Rich, heteroseksüelliğin doğallıktan çok uzak olup kadınlara empoze edildiğini ve “ heteroseksüelin” “homoseksüelden” ve “erkeğin” “kadından” üstün olduğu sahte iki kutuplu düşünceyi (heteroseksüel-homoseksüel ve erkek-kadın) teşvik eden bir iktidar sistemi olarak görülmesi gerektiğini savunur. Zorunlu heteroseksüellik, ilişkileri sürdürmek ve cinsiyeti “sergilemek” için uygulanacak şablonları bize “komut” olarak sunar. Örneğin bunu doğrulayan hiçbir inceleme olmasa bile erkekleri cinsel olarak aktif, kadınları ise pasif olarak düşünmeye teşvik ediliriz.
Rich’e göre kadınlardan pasif ve erkeklere bağımlı olarak kısıtlanmış biçimde davranması beklenir; bu beklentilere uymayan davranış sapkın ve tehlikeli bulunur. Örneğin cinsel olarak aktif kadın anormal olarak etiketlenir veya rastgele cinsel ilişkide bulunduğu söylenir. Erkeğin üstün olduğunu varsayan bir iktidar sistemi olarak ataerkillik, kadınlar zaman içinde bastırılmasının açıklanmasında faydalı bir kavramsal araçtır; Rich’e göre kadınların ikincil konumunu anlamak için erkeklerin kadınlar üzerindeki egemenliği hakkında düşünmek gerekir.
İdeolojinin Gücü
Rich, zorunlu heteroseksüellik ideolojisinin birçok yoldan kadınları erkeklerle cinsel ilişkiye “zorlamasını” tartışır. Örneğin iş piyasasında erkekler ve kadınların eşitsiz konumları, kadınların mali olarak erkeklere bağımlı olmasıyla sonuçlanabilir. Kadınların kamusal alanda erkek şiddetiyle karşılaşma riskinin olduğu ve bu yüzden hareketlerini sınırlandırıp erkek korumasına başvurması gerektiği yönündeki yaygın mit, kadınların heteroseksüel ilişkilere nasıl zorlandığının bir diğer örneğidir. Kadınlar kendilerini cinsel av, erkekleri de “doğal” cinsel avcılar olarak görmeye teşvik edilir. Tehlikeli yabancı türünden inançlar bunu pekiştirir. Sonuçta heteroseksüel ilişkiler kadınlara (sahte) bir güvenlik duygusu verir.

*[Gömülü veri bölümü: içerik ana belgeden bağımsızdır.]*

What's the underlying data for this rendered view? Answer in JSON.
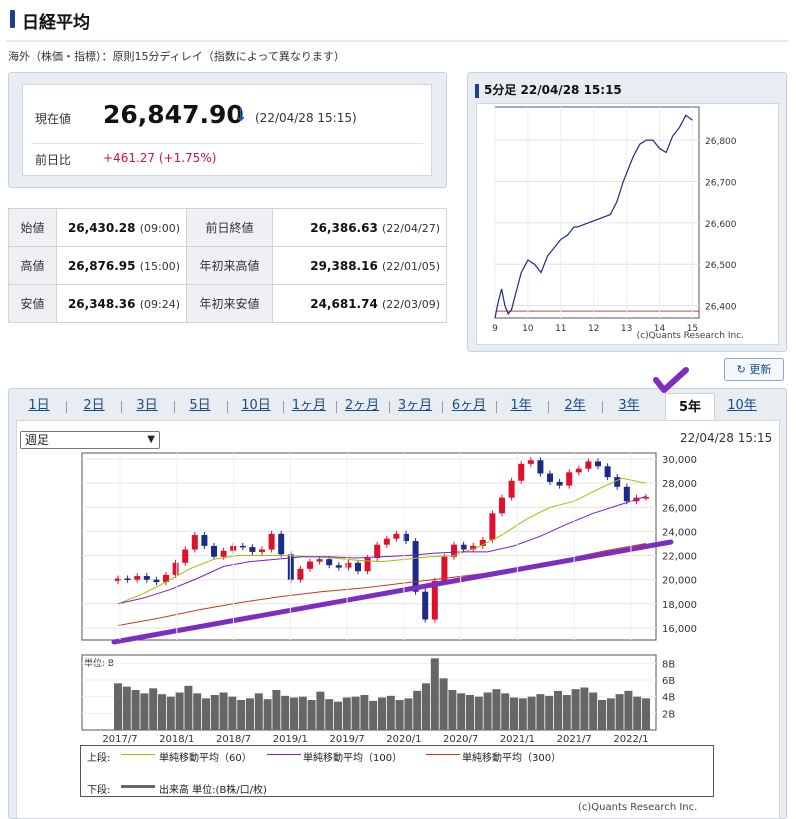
{
  "header": {
    "title": "日経平均"
  },
  "note": "海外（株価・指標）：原則15分ディレイ（指数によって異なります）",
  "price": {
    "label": "現在値",
    "value": "26,847.90",
    "arrow": "↓",
    "timestamp": "(22/04/28 15:15)",
    "change_label": "前日比",
    "change": "+461.27 (+1.75%)"
  },
  "stats": [
    {
      "l1": "始値",
      "v1": "26,430.28",
      "t1": "(09:00)",
      "l2": "前日終値",
      "v2": "26,386.63",
      "t2": "(22/04/27)"
    },
    {
      "l1": "高値",
      "v1": "26,876.95",
      "t1": "(15:00)",
      "l2": "年初来高値",
      "v2": "29,388.16",
      "t2": "(22/01/05)"
    },
    {
      "l1": "安値",
      "v1": "26,348.36",
      "t1": "(09:24)",
      "l2": "年初来安値",
      "v2": "24,681.74",
      "t2": "(22/03/09)"
    }
  ],
  "mini": {
    "title": "5分足 22/04/28 15:15",
    "copyright": "(c)Quants Research Inc.",
    "yticks": [
      "26,800",
      "26,700",
      "26,600",
      "26,500",
      "26,400"
    ],
    "xticks": [
      "9",
      "10",
      "11",
      "12",
      "13",
      "14",
      "15"
    ]
  },
  "refresh_label": "更新",
  "tabs": [
    "1日",
    "2日",
    "3日",
    "5日",
    "10日",
    "1ヶ月",
    "2ヶ月",
    "3ヶ月",
    "6ヶ月",
    "1年",
    "2年",
    "3年",
    "5年",
    "10年"
  ],
  "active_tab": "5年",
  "select_value": "週足",
  "main_stamp": "22/04/28 15:15",
  "main_yticks": [
    "30,000",
    "28,000",
    "26,000",
    "24,000",
    "22,000",
    "20,000",
    "18,000",
    "16,000"
  ],
  "vol_label": "単位: B",
  "vol_yticks": [
    "8B",
    "6B",
    "4B",
    "2B"
  ],
  "main_xticks": [
    "2017/7",
    "2018/1",
    "2018/7",
    "2019/1",
    "2019/7",
    "2020/1",
    "2020/7",
    "2021/1",
    "2021/7",
    "2022/1"
  ],
  "legend": {
    "upper": "上段:",
    "sma60": "単純移動平均（60）",
    "sma100": "単純移動平均（100）",
    "sma300": "単純移動平均（300）",
    "lower": "下段:",
    "volume": "出来高 単位:(B株/口/枚)"
  },
  "main_copyright": "(c)Quants Research Inc.",
  "colors": {
    "up": "#e0102c",
    "down": "#1d2a8a",
    "sma60": "#9ac400",
    "sma100": "#7a1ed0",
    "sma300": "#c83a1a",
    "trend": "#7d2ec0",
    "accent": "#1a4a8a"
  },
  "chart_data": [
    {
      "type": "line",
      "title": "5分足 22/04/28 15:15",
      "ylim": [
        26370,
        26880
      ],
      "xlim": [
        9,
        15.2
      ],
      "x": [
        9.0,
        9.1,
        9.2,
        9.3,
        9.4,
        9.5,
        9.6,
        9.7,
        9.8,
        10.0,
        10.2,
        10.4,
        10.6,
        10.8,
        11.0,
        11.2,
        11.4,
        11.5,
        12.5,
        12.7,
        12.9,
        13.0,
        13.2,
        13.4,
        13.6,
        13.8,
        14.0,
        14.2,
        14.4,
        14.6,
        14.8,
        15.0
      ],
      "values": [
        26370,
        26410,
        26440,
        26400,
        26380,
        26390,
        26420,
        26450,
        26480,
        26510,
        26500,
        26480,
        26520,
        26540,
        26560,
        26570,
        26590,
        26590,
        26620,
        26650,
        26700,
        26720,
        26760,
        26790,
        26800,
        26800,
        26780,
        26770,
        26810,
        26830,
        26860,
        26848
      ]
    },
    {
      "type": "line",
      "title": "",
      "ylim": [
        15000,
        30500
      ],
      "x_tick_labels": [
        "2017/7",
        "2018/1",
        "2018/7",
        "2019/1",
        "2019/7",
        "2020/1",
        "2020/7",
        "2021/1",
        "2021/7",
        "2022/1"
      ],
      "series": [
        {
          "name": "週足",
          "values": [
            20100,
            20000,
            20300,
            20000,
            19800,
            20400,
            21400,
            22500,
            23700,
            22800,
            21900,
            22400,
            22800,
            22700,
            22300,
            22500,
            23800,
            22100,
            20000,
            20900,
            21500,
            21700,
            21200,
            21000,
            21400,
            20700,
            21800,
            22900,
            23400,
            23800,
            23200,
            19000,
            16700,
            19900,
            21900,
            22900,
            22500,
            22800,
            23300,
            25500,
            26800,
            28200,
            29600,
            29900,
            28800,
            28100,
            27800,
            28900,
            29200,
            29800,
            29400,
            28500,
            27700,
            26500,
            26800,
            26850
          ]
        },
        {
          "name": "単純移動平均（60）",
          "values": [
            18000,
            18800,
            19800,
            20900,
            21700,
            22000,
            22000,
            22000,
            21900,
            21800,
            21600,
            21500,
            21700,
            21900,
            22000,
            22700,
            23700,
            25000,
            26000,
            26500,
            27500,
            28400,
            28000
          ]
        },
        {
          "name": "単純移動平均（100）",
          "values": [
            18000,
            18500,
            19200,
            20100,
            21100,
            21500,
            21700,
            21900,
            21900,
            21800,
            21900,
            22000,
            22200,
            22300,
            22300,
            22800,
            23600,
            24600,
            25500,
            26200,
            26900
          ]
        },
        {
          "name": "単純移動平均（300）",
          "values": [
            16200,
            16800,
            17500,
            18100,
            18600,
            19000,
            19300,
            19700,
            20100,
            20500,
            21100,
            21700,
            22400,
            23000
          ]
        }
      ]
    },
    {
      "type": "bar",
      "title": "",
      "ylabel": "単位: B",
      "ylim": [
        0,
        9
      ],
      "values": [
        5.6,
        5.2,
        4.8,
        4.4,
        5.0,
        4.3,
        4.0,
        4.5,
        5.3,
        4.4,
        3.8,
        4.2,
        4.5,
        4.0,
        3.6,
        3.8,
        4.4,
        3.7,
        4.8,
        4.1,
        3.9,
        4.0,
        3.6,
        4.6,
        3.7,
        3.4,
        3.9,
        4.0,
        4.2,
        3.5,
        3.9,
        4.1,
        3.6,
        3.8,
        4.7,
        5.6,
        8.6,
        6.2,
        4.8,
        4.4,
        4.2,
        4.0,
        4.5,
        4.9,
        4.4,
        3.9,
        3.8,
        4.0,
        4.3,
        4.1,
        4.7,
        4.2,
        4.9,
        5.1,
        4.5,
        3.6,
        3.8,
        4.3,
        4.7,
        4.0,
        3.8
      ]
    }
  ]
}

Gittikçe daha çok insanın evliliği ertelemeyi tercih etmesine rağmen birçok genç kadın halen bunu hayatlarının normal ve kaçınılmaz bir parçası olarak görür; bu beklenti Rich’in heteroseksüelliğin zorunlu doğası hakkındaki argümanının önemli bir boyutudur. İdeoloji Titanik gibi filmlerde ve Sindeıella gibi peri masallarında romantik anlatıları ön plana çıkararak bir kez daha heteroseksüelliği destekler.
Toplumda heteroseksüellik fikri öylesine egemendir ki insanlar aksini belirtmedikçe heteroseksüel olarak varsayılır. İronik bir biçimde, lezbiyenler veya geyler “dışarı çıktığında” heteroseksüellere göre daha cinsel bulunur. Böylece heteroseksüellik sinsice bir normallik güvencesi getirir.
Baskıcı Taktikler
Karl Marx, kapitalizmin kısmen fetih ve köleleştirme gibi şiddet eylemleri aracılığıyla varlığını sürdürdüğünü savunmuştur. Rich’e göre heteroseksüellik de benzer bir biçimde görülebilir. Tıpkı işçilerin ücretli emek dışında bir seçenekleri olmaması gibi zorunlu heteroseksüellik koşulları altında erkekler ve kadınlar heteroseksüel veya homoseksüel olmayı seçmez.
Kadınların davranışlarını kontrol etmek için ideolojinin sembolik şiddetinin yanı sıra fiziksel şiddete de sıkça başvurulur. Kadın sünneti ve kadınların zinası veya lezbiyenliğin cezalandırılması gibi eylemler kadının cinselliğini inkâr eder. Tecavüz bir diğer şiddet taktiğidir; evlilik içi tecavüz birçok Batılı ülkede 1990’lara kadar suç olarak kabul edilmemiştir. Bu, kadının cinsel olarak kocasına itaat etmesi gerektiği inancının bir yansımasıdır. Rich, “kadınların erkek işlerinde obje olarak kullanılmasının” zorunlu heteroseksüelliğin bir başka baskıcı taktiği olduğunu söyler; cinsel sömürü için kadın ticareti ve hayat kadınlarının cinsel zevk için kullanılması buna örnektir.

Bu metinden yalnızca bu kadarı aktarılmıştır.